Plus c’est gros plus ça passe : Richard qui a fait tuer son frère Clarence reproche implicitement au roi Edouard IV d’être responsable de sa mort. Il fait ainsi d’une pierre deux coups puisqu’Edouard IV, affaibli par la maladie meurt sous le poids de la culpabilité. Trump de son côté accuse Hillary d’avoir lancé le birther movement, d’avoir mené une campagne polarisée sur les insultes, …

Pour s’attirer des supporters, le would-be-tyran multiplie les promesses qu’il ne tient évidemment pas. Richard promet à Buckingham les terres de son frère mais se fâche quand Buckingham lui réclame son dû car il n’est pas dans le « mood ». Une fois Buckingham éliminé, il promet aussitôt à l’assassin de ce dernier qu’il va réaliser ses désirs. Trump excelle à ce jeu : nombreuses sont les histoires de fournisseurs qu’il n’a pas payés dans son business. Si Carly Fiorina, Chris Christie et autres Guiliani se sont ralliés à lui, peut être leur avait-il promis la place sur le ticket qu’il a finalement attribuée à Pence. On les entend moins depuis.

Enfin quand le mensonge ne suffit plus, la force et les menaces prennent le pas. Le tyran se méfie de tout le monde. Ceux qui ne le suivent pas sont des traîtres qu’il faut éliminer. Richard est un expert en chantage, il kidnappe le fils de Lord Stanley pour le dissuader de rejoindre le camps adverse et il impose sous la menace à Elizabeth, veuve d’Edouard IV de lui donner sa fille en mariage sous peine de chaos général pour elle et le royaume : « Death, desolation, ruin and decay », rien que ça. Trump a menacé les sénateurs et députés qui ne le soutenaient pas des pires représailles. Il avait déjà menacé de venir accompagné de ses supporters armés à la convention du parti républicain afin de s’assurer que les délégués votent bien pour lui.

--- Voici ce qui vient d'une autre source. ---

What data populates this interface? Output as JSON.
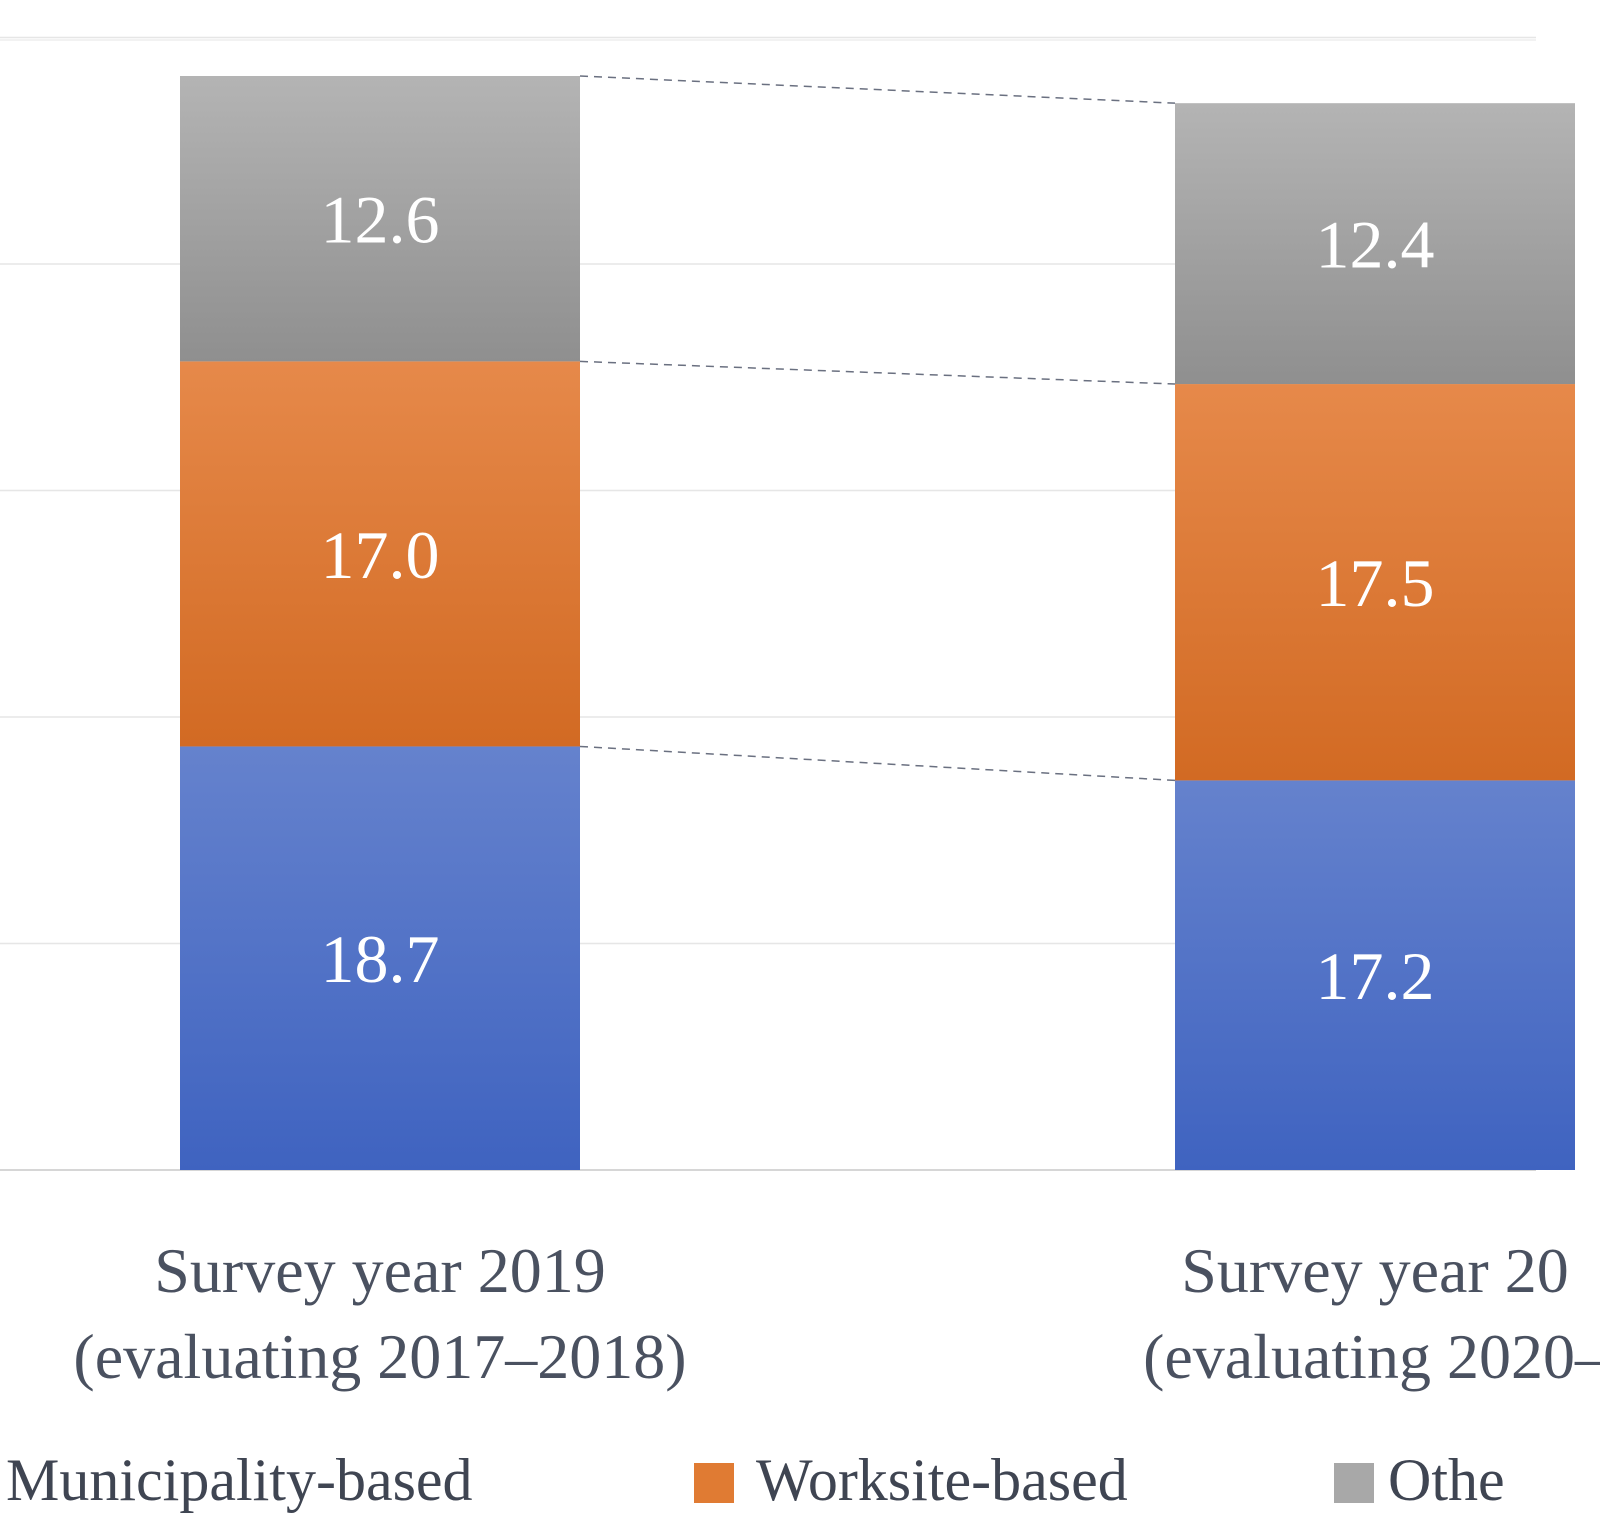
{
  "chart_data": {
    "type": "bar",
    "stacked": true,
    "categories": [
      {
        "line1": "Survey year 2019",
        "line2": "(evaluating 2017–2018)"
      },
      {
        "line1": "Survey year 20",
        "line2": "(evaluating 2020–"
      }
    ],
    "series": [
      {
        "name": "Municipality-based",
        "color": "#4a6bc8",
        "values": [
          18.7,
          17.2
        ]
      },
      {
        "name": "Worksite-based",
        "color": "#e07b33",
        "values": [
          17.0,
          17.5
        ]
      },
      {
        "name": "Othe",
        "color": "#a8a8a8",
        "values": [
          12.6,
          12.4
        ]
      }
    ],
    "ylim": [
      0,
      50
    ],
    "grid": true,
    "connector_lines": true,
    "legend_position": "bottom"
  }
}
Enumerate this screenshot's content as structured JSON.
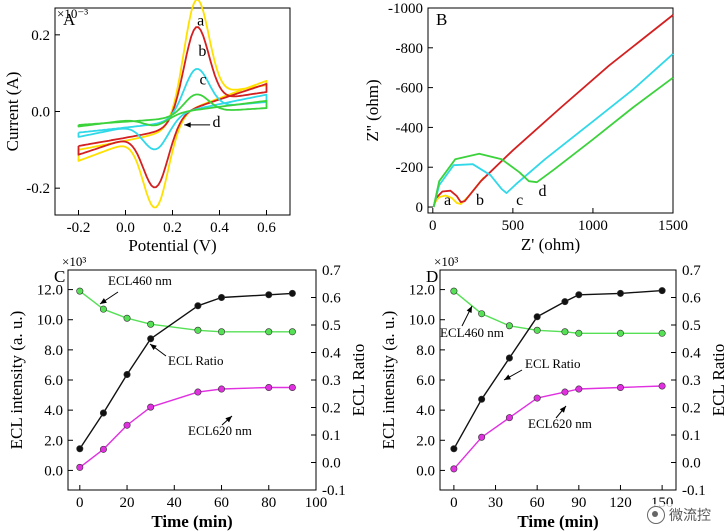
{
  "watermark": {
    "text": "微流控"
  },
  "chart_data": [
    {
      "panel": "A",
      "type": "line",
      "xlabel": "Potential (V)",
      "ylabel": "Current (A)",
      "y_multiplier": "×10⁻³",
      "xlim": [
        -0.3,
        0.7
      ],
      "ylim": [
        -0.27,
        0.27
      ],
      "xticks": [
        -0.2,
        0.0,
        0.2,
        0.4,
        0.6
      ],
      "xtick_labels": [
        "-0.2",
        "0.0",
        "0.2",
        "0.4",
        "0.6"
      ],
      "yticks": [
        -0.2,
        0.0,
        0.2
      ],
      "ytick_labels": [
        "-0.2",
        "0.0",
        "0.2"
      ],
      "series": [
        {
          "name": "a",
          "color": "#ffe000",
          "ipa": 0.24,
          "ipc": -0.24,
          "base": 0.1
        },
        {
          "name": "b",
          "color": "#d42020",
          "ipa": 0.18,
          "ipc": -0.19,
          "base": 0.09
        },
        {
          "name": "c",
          "color": "#30d8e8",
          "ipa": 0.09,
          "ipc": -0.095,
          "base": 0.055
        },
        {
          "name": "d",
          "color": "#3cd23c",
          "ipa": 0.035,
          "ipc": -0.035,
          "base": 0.035
        }
      ]
    },
    {
      "panel": "B",
      "type": "line",
      "xlabel": "Z' (ohm)",
      "ylabel": "Z'' (ohm)",
      "xlim": [
        -30,
        1500
      ],
      "ylim": [
        -1000,
        30
      ],
      "y_inverted": true,
      "xticks": [
        0,
        500,
        1000,
        1500
      ],
      "xtick_labels": [
        "0",
        "500",
        "1000",
        "1500"
      ],
      "yticks": [
        0,
        -200,
        -400,
        -600,
        -800,
        -1000
      ],
      "ytick_labels": [
        "0",
        "-200",
        "-400",
        "-600",
        "-800",
        "-1000"
      ],
      "series": [
        {
          "name": "a",
          "color": "#ffe000",
          "points": [
            [
              5,
              0
            ],
            [
              15,
              -25
            ],
            [
              40,
              -50
            ],
            [
              80,
              -58
            ],
            [
              120,
              -45
            ],
            [
              150,
              -20
            ],
            [
              175,
              -15
            ],
            [
              230,
              -60
            ],
            [
              320,
              -150
            ]
          ]
        },
        {
          "name": "b",
          "color": "#d42020",
          "points": [
            [
              5,
              0
            ],
            [
              20,
              -45
            ],
            [
              60,
              -78
            ],
            [
              110,
              -82
            ],
            [
              150,
              -55
            ],
            [
              175,
              -25
            ],
            [
              200,
              -30
            ],
            [
              300,
              -130
            ],
            [
              500,
              -285
            ],
            [
              800,
              -500
            ],
            [
              1100,
              -710
            ],
            [
              1500,
              -965
            ]
          ]
        },
        {
          "name": "c",
          "color": "#30d8e8",
          "points": [
            [
              5,
              0
            ],
            [
              40,
              -110
            ],
            [
              130,
              -210
            ],
            [
              250,
              -215
            ],
            [
              360,
              -160
            ],
            [
              430,
              -90
            ],
            [
              460,
              -70
            ],
            [
              520,
              -115
            ],
            [
              700,
              -240
            ],
            [
              1000,
              -430
            ],
            [
              1250,
              -590
            ],
            [
              1500,
              -770
            ]
          ]
        },
        {
          "name": "d",
          "color": "#3cd23c",
          "points": [
            [
              5,
              0
            ],
            [
              40,
              -130
            ],
            [
              140,
              -240
            ],
            [
              290,
              -268
            ],
            [
              430,
              -240
            ],
            [
              540,
              -175
            ],
            [
              600,
              -130
            ],
            [
              650,
              -125
            ],
            [
              760,
              -190
            ],
            [
              1000,
              -340
            ],
            [
              1250,
              -500
            ],
            [
              1500,
              -650
            ]
          ]
        }
      ]
    },
    {
      "panel": "C",
      "type": "line",
      "xlabel": "Time (min)",
      "ylabel_left": "ECL intensity (a. u.)",
      "ylabel_right": "ECL Ratio",
      "y_multiplier": "×10³",
      "xlim": [
        -5,
        100
      ],
      "ylim_left": [
        -1.3,
        13.3
      ],
      "ylim_right": [
        -0.1,
        0.7
      ],
      "xticks": [
        0,
        20,
        40,
        60,
        80,
        100
      ],
      "xtick_labels": [
        "0",
        "20",
        "40",
        "60",
        "80",
        "100"
      ],
      "yticks_left": [
        0,
        2,
        4,
        6,
        8,
        10,
        12
      ],
      "ytick_labels_left": [
        "0.0",
        "2.0",
        "4.0",
        "6.0",
        "8.0",
        "10.0",
        "12.0"
      ],
      "yticks_right": [
        -0.1,
        0.0,
        0.1,
        0.2,
        0.3,
        0.4,
        0.5,
        0.6,
        0.7
      ],
      "ytick_labels_right": [
        "-0.1",
        "0.0",
        "0.1",
        "0.2",
        "0.3",
        "0.4",
        "0.5",
        "0.6",
        "0.7"
      ],
      "x": [
        0,
        10,
        20,
        30,
        50,
        60,
        80,
        90
      ],
      "series": [
        {
          "name": "ECL460 nm",
          "color": "#55e055",
          "axis": "left",
          "values": [
            11.9,
            10.7,
            10.1,
            9.7,
            9.3,
            9.2,
            9.2,
            9.2
          ]
        },
        {
          "name": "ECL Ratio",
          "color": "#111111",
          "axis": "right",
          "values": [
            0.05,
            0.18,
            0.32,
            0.45,
            0.57,
            0.6,
            0.61,
            0.615
          ]
        },
        {
          "name": "ECL620 nm",
          "color": "#e030e0",
          "axis": "left",
          "values": [
            0.2,
            1.4,
            3.0,
            4.2,
            5.2,
            5.4,
            5.5,
            5.5
          ]
        }
      ]
    },
    {
      "panel": "D",
      "type": "line",
      "xlabel": "Time (min)",
      "ylabel_left": "ECL intensity (a. u.)",
      "ylabel_right": "ECL Ratio",
      "y_multiplier": "×10³",
      "xlim": [
        -10,
        160
      ],
      "ylim_left": [
        -1.3,
        13.3
      ],
      "ylim_right": [
        -0.1,
        0.7
      ],
      "xticks": [
        0,
        30,
        60,
        90,
        120,
        150
      ],
      "xtick_labels": [
        "0",
        "30",
        "60",
        "90",
        "120",
        "150"
      ],
      "yticks_left": [
        0,
        2,
        4,
        6,
        8,
        10,
        12
      ],
      "ytick_labels_left": [
        "0.0",
        "2.0",
        "4.0",
        "6.0",
        "8.0",
        "10.0",
        "12.0"
      ],
      "yticks_right": [
        -0.1,
        0.0,
        0.1,
        0.2,
        0.3,
        0.4,
        0.5,
        0.6,
        0.7
      ],
      "ytick_labels_right": [
        "-0.1",
        "0.0",
        "0.1",
        "0.2",
        "0.3",
        "0.4",
        "0.5",
        "0.6",
        "0.7"
      ],
      "x": [
        0,
        20,
        40,
        60,
        80,
        90,
        120,
        150
      ],
      "series": [
        {
          "name": "ECL460 nm",
          "color": "#55e055",
          "axis": "left",
          "values": [
            11.9,
            10.4,
            9.6,
            9.3,
            9.2,
            9.1,
            9.1,
            9.1
          ]
        },
        {
          "name": "ECL Ratio",
          "color": "#111111",
          "axis": "right",
          "values": [
            0.05,
            0.23,
            0.38,
            0.53,
            0.585,
            0.61,
            0.615,
            0.625
          ]
        },
        {
          "name": "ECL620 nm",
          "color": "#e030e0",
          "axis": "left",
          "values": [
            0.1,
            2.2,
            3.5,
            4.8,
            5.2,
            5.4,
            5.5,
            5.6
          ]
        }
      ]
    }
  ]
}
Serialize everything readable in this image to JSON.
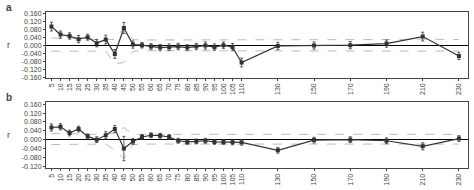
{
  "chart_data": [
    {
      "type": "line",
      "title": "a",
      "ylabel": "r",
      "x": [
        5,
        10,
        15,
        20,
        25,
        30,
        35,
        40,
        45,
        50,
        55,
        60,
        65,
        70,
        75,
        80,
        85,
        90,
        95,
        100,
        105,
        110,
        130,
        150,
        170,
        190,
        210,
        230
      ],
      "xlim": [
        2,
        235
      ],
      "xticks": [
        5,
        10,
        15,
        20,
        25,
        30,
        35,
        40,
        45,
        50,
        55,
        60,
        65,
        70,
        75,
        80,
        85,
        90,
        95,
        100,
        105,
        110,
        130,
        150,
        170,
        190,
        210,
        230
      ],
      "ylim": [
        -0.16,
        0.168
      ],
      "yticks": [
        {
          "value": 0.16,
          "label": "0.160"
        },
        {
          "value": 0.12,
          "label": "0.120"
        },
        {
          "value": 0.08,
          "label": "0.080"
        },
        {
          "value": 0.04,
          "label": "0.040"
        },
        {
          "value": 0,
          "label": "0.000"
        },
        {
          "value": -0.04,
          "label": "-0.040"
        },
        {
          "value": -0.08,
          "label": "-0.080"
        },
        {
          "value": -0.12,
          "label": "-0.120"
        },
        {
          "value": -0.16,
          "label": "-0.160"
        }
      ],
      "grid": false,
      "series": [
        {
          "values": [
            0.038,
            0.038,
            0.036,
            0.034,
            0.032,
            0.03,
            0.032,
            0.03,
            0.09,
            0.03,
            0.028,
            0.028,
            0.028,
            0.028,
            0.028,
            0.028,
            0.028,
            0.028,
            0.028,
            0.028,
            0.03,
            0.03,
            0.03,
            0.028,
            0.028,
            0.03,
            0.032,
            0.03
          ],
          "color": "#bbbbbb",
          "line_style": "dashed"
        },
        {
          "values": [
            -0.028,
            -0.028,
            -0.028,
            -0.028,
            -0.026,
            -0.026,
            -0.028,
            -0.09,
            -0.085,
            -0.028,
            -0.026,
            -0.026,
            -0.026,
            -0.026,
            -0.026,
            -0.026,
            -0.026,
            -0.026,
            -0.026,
            -0.026,
            -0.026,
            -0.028,
            -0.028,
            -0.026,
            -0.026,
            -0.026,
            -0.028,
            -0.028
          ],
          "color": "#bbbbbb",
          "line_style": "dashed"
        },
        {
          "values": [
            0.095,
            0.055,
            0.048,
            0.032,
            0.042,
            0.012,
            0.03,
            -0.042,
            0.088,
            0.005,
            0.002,
            -0.005,
            -0.01,
            -0.008,
            -0.005,
            -0.01,
            -0.005,
            0.0,
            -0.008,
            0.002,
            -0.008,
            -0.085,
            -0.002,
            0.0,
            0.002,
            0.01,
            0.045,
            -0.052
          ],
          "error_upper": [
            0.022,
            0.018,
            0.016,
            0.018,
            0.015,
            0.018,
            0.022,
            0.022,
            0.028,
            0.018,
            0.014,
            0.014,
            0.016,
            0.016,
            0.016,
            0.014,
            0.016,
            0.018,
            0.016,
            0.016,
            0.018,
            0.022,
            0.018,
            0.018,
            0.018,
            0.018,
            0.022,
            0.018
          ],
          "error_lower": [
            0.022,
            0.018,
            0.016,
            0.018,
            0.015,
            0.018,
            0.022,
            0.022,
            0.028,
            0.018,
            0.014,
            0.014,
            0.016,
            0.016,
            0.016,
            0.014,
            0.016,
            0.018,
            0.016,
            0.016,
            0.018,
            0.022,
            0.018,
            0.018,
            0.018,
            0.018,
            0.022,
            0.018
          ],
          "color": "#333333",
          "marker": "square",
          "line_style": "solid"
        }
      ]
    },
    {
      "type": "line",
      "title": "b",
      "ylabel": "r",
      "x": [
        5,
        10,
        15,
        20,
        25,
        30,
        35,
        40,
        45,
        50,
        55,
        60,
        65,
        70,
        75,
        80,
        85,
        90,
        95,
        100,
        105,
        110,
        130,
        150,
        170,
        190,
        210,
        230
      ],
      "xlim": [
        2,
        235
      ],
      "xticks": [
        5,
        10,
        15,
        20,
        25,
        30,
        35,
        40,
        45,
        50,
        55,
        60,
        65,
        70,
        75,
        80,
        85,
        90,
        95,
        100,
        105,
        110,
        130,
        150,
        170,
        190,
        210,
        230
      ],
      "ylim": [
        -0.128,
        0.168
      ],
      "yticks": [
        {
          "value": 0.16,
          "label": "0.160"
        },
        {
          "value": 0.12,
          "label": "0.120"
        },
        {
          "value": 0.08,
          "label": "0.080"
        },
        {
          "value": 0.04,
          "label": "0.040"
        },
        {
          "value": 0,
          "label": "0.000"
        },
        {
          "value": -0.04,
          "label": "-0.040"
        },
        {
          "value": -0.08,
          "label": "-0.080"
        },
        {
          "value": -0.12,
          "label": "-0.120"
        }
      ],
      "grid": false,
      "series": [
        {
          "values": [
            0.028,
            0.028,
            0.026,
            0.026,
            0.024,
            0.024,
            0.024,
            0.028,
            0.055,
            0.024,
            0.024,
            0.024,
            0.024,
            0.026,
            0.024,
            0.024,
            0.024,
            0.024,
            0.024,
            0.024,
            0.024,
            0.024,
            0.024,
            0.024,
            0.024,
            0.024,
            0.024,
            0.024
          ],
          "color": "#bbbbbb",
          "line_style": "dashed"
        },
        {
          "values": [
            -0.022,
            -0.022,
            -0.022,
            -0.022,
            -0.02,
            -0.02,
            -0.02,
            -0.048,
            -0.085,
            -0.022,
            -0.02,
            -0.02,
            -0.02,
            -0.02,
            -0.02,
            -0.02,
            -0.02,
            -0.02,
            -0.02,
            -0.02,
            -0.02,
            -0.02,
            -0.02,
            -0.02,
            -0.02,
            -0.02,
            -0.02,
            -0.02
          ],
          "color": "#bbbbbb",
          "line_style": "dashed"
        },
        {
          "values": [
            0.055,
            0.058,
            0.03,
            0.048,
            0.015,
            0.0,
            0.02,
            0.048,
            -0.04,
            -0.008,
            0.012,
            0.02,
            0.018,
            0.012,
            -0.005,
            -0.01,
            -0.008,
            -0.005,
            -0.01,
            -0.01,
            -0.012,
            -0.012,
            -0.048,
            -0.002,
            0.0,
            -0.005,
            -0.03,
            0.005
          ],
          "error_upper": [
            0.016,
            0.014,
            0.013,
            0.013,
            0.011,
            0.013,
            0.016,
            0.016,
            0.055,
            0.013,
            0.011,
            0.011,
            0.011,
            0.011,
            0.011,
            0.011,
            0.011,
            0.011,
            0.011,
            0.011,
            0.011,
            0.013,
            0.013,
            0.013,
            0.013,
            0.013,
            0.016,
            0.013
          ],
          "error_lower": [
            0.016,
            0.014,
            0.013,
            0.013,
            0.011,
            0.013,
            0.016,
            0.016,
            0.055,
            0.013,
            0.011,
            0.011,
            0.011,
            0.011,
            0.011,
            0.011,
            0.011,
            0.011,
            0.011,
            0.011,
            0.011,
            0.013,
            0.013,
            0.013,
            0.013,
            0.013,
            0.016,
            0.013
          ],
          "color": "#333333",
          "marker": "square",
          "line_style": "solid"
        }
      ]
    }
  ]
}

Si le bully insulte tout le monde, il a une affinité particulière pour les femmes : « wrinkled witch » lance Richard à Margareth veuve d’Henri VI. « Nasty woman » rétorque Trump à Hillary en plein débat présidentiel télévisé. Pour souligner le parallèle, Ivo Van Hove dans son « Richard III » (3ème partie de son « Kings of War » joué ces jours ci au BAM à Brooklyn) fait dire à un autre personnage en parlant de Margareth : lock her up, ce qui n’est pas – à ma connaissance – dans la pièce ! Le would-be-tyran a pourtant besoin des femmes pour arriver au pouvoir. Comment ne pas faire le parallèle entre Richard qui se lance dans une scène de séduction de Lady Anne (dont il a tué le beau-père et le mari) et Trump qui veut séduire l’électorat féminin tout en se faisant prendre régulièrement la main dans le sac ou ailleurs de jeunes femmes peu ou pas du tout consentantes ? Là encore plus c’est gros plus ça marche : Richard arrive à ses fins et le spectateur constate avec horreur qu’Anne se laisse séduire par les arguments massue du monstre : c’est d’abord par bonté d’âme, pour lui trouver « a better husband » en l’occurrence lui-même, qu’il l’assaille et ensuite parce que « your beauty was the cause of that effect ». On en revient toujours là : la faute originelle revient à Eve. Rebelotte, Richard recommence avec Elizabeth, femme d’Edouard IV. Alors qu’elle lui demande ce qu’il peut encore lui prendre vu qu’il a déjà tué son mari et ses deux fils, il lui lance « your daughter ». Et s’il faut tuer Anne pour y arriver qu’à cela ne tienne vu qu’elle est malade. Note du 15 janvier 2017 : Trump a été élu par 53% des femmes blanches…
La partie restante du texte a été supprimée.